Diagnostik und Klassifikation

Die Diagnose wird rein klinisch durch eine visuelle Inspektion des Genitalbereichs gestellt. Labor- oder Bildgebungsuntersuchungen sind nicht routinemäßig indiziert, es sei denn, es besteht der Verdacht auf sekundäre Komplikationen wie Harnwegsinfekte.

Zur Einteilung der Fibroseschwere wird die Klassifikation nach Huseynov und Hakalmaz beschrieben:

TypBeschreibung
Typ 1Sehr dünnes, durchscheinendes Gewebe
Typ 2Dickes, fibrotisches Gewebe

Konservatives Management

Für asymptomatische Patientinnen wird primär eine abwartende Haltung in Kombination mit Aufklärung über die Hygiene empfohlen. Bis zu 80 % der Fälle lösen sich innerhalb eines Jahres spontan.
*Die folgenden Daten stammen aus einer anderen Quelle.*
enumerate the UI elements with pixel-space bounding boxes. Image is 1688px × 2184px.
Bei symptomatischen Verläufen empfiehlt der Text als Erstlinientherapie:

  • Topische Östrogencreme als Mittel der Wahl

  • Alternativ topische Kortikosteroide (z. B. Beclometason) mit vergleichbarer Wirksamkeit

  • Anwendung über den kürzestmöglichen effektiven Zeitraum

Chirurgische und manuelle Intervention

Eine chirurgische Durchtrennung oder manuelle Separation wird für refraktäre, schwere oder rezidivierende Adhäsionen beschrieben. Die Eingriffe erfolgen schonend unter topischer Anästhesie, Sedierung oder Vollnarkose.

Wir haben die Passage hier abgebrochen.